GPS, LiDAR and VNIR data to monitor the spatial behavior of grazing sheep
Keywords:Behavioural patterns, Pastoralism, Geolocations, Remote sensing, Topographic attributes
Traditional knowledge about the behavior of grazing livestock is about to disappear. Shepherds well know that sheep behavior follows non-random patterns. As a novel alternative to seeking behavioral patterns, this study quantified the grazing activities of two sheep flocks of Churra breed (both in the same area but separated by 10 years) based on Global Position System (GPS) monitoring and remote monitoring sensing techniques. In the first monitoring period (2009-10), geolocations were recorded every 5 min (4,240 records), while in the second one (2018-20), records were taken every 30 min (7,636 records). The data were clustered based on the day/night and the activity (resting, moving, or grazing). An airborne LiDAR dataset was used to study the slope, aspect, and vegetation height. Four visible-infrared orthophotographs were mosaicked and classified to obtain the land use/land cover (LU/LC) map.

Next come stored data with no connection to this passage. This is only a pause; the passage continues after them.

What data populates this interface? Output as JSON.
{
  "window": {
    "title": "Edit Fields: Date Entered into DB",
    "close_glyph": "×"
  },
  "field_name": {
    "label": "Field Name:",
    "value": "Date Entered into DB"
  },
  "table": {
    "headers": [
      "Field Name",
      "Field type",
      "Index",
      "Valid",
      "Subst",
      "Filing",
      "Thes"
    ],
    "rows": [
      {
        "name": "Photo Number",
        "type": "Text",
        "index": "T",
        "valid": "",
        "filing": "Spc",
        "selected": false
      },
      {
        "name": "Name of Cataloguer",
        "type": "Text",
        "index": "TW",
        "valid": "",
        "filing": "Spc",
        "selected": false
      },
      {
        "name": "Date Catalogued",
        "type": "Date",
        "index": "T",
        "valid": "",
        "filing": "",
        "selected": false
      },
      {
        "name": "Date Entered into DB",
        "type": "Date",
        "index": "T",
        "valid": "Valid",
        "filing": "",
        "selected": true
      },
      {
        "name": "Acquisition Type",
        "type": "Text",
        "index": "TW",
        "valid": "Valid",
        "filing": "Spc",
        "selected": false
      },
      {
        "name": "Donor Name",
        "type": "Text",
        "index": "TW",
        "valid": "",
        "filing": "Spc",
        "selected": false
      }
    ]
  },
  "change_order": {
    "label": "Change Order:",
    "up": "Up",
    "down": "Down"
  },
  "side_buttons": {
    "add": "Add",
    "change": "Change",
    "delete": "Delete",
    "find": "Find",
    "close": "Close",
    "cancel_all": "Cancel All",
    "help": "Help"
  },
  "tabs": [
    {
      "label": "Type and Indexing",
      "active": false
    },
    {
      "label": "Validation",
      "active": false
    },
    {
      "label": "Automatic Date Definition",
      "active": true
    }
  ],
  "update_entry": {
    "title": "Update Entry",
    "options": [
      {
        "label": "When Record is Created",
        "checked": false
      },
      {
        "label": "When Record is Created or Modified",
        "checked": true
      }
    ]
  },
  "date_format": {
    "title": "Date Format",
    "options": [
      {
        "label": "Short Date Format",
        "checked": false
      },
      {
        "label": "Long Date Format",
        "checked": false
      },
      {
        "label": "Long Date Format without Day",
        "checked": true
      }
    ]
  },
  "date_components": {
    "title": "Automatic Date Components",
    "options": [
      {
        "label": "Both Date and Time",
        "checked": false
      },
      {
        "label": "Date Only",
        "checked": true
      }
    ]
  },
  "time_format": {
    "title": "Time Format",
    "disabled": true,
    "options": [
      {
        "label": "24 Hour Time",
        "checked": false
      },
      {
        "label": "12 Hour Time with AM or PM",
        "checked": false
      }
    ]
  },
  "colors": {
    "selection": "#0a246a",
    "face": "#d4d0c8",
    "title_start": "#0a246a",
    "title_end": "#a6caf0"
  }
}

Then, GPS locations were overlain on the terrain features, and a Chi-square test evaluated the relationships between locations and terrain features. Three spatial statistics (directional distribution, Kernel density, and Hot Spot analysis) were also calculated. Results in both monitoring periods suggested that the spatial distribution of free-grazing ewes was non-random. The flocks showed strong preferences for grazing areas with gentle north-facing slopes, where the herbaceous layer formed by pasture predominates. The geostatistical analyses of the sheep locations corroborated those preferences. Geotechnologies have emerged as a potent tool to demonstrate the influence of environmental and terrain attributes on the non-random spatial behavior of grazing sheep.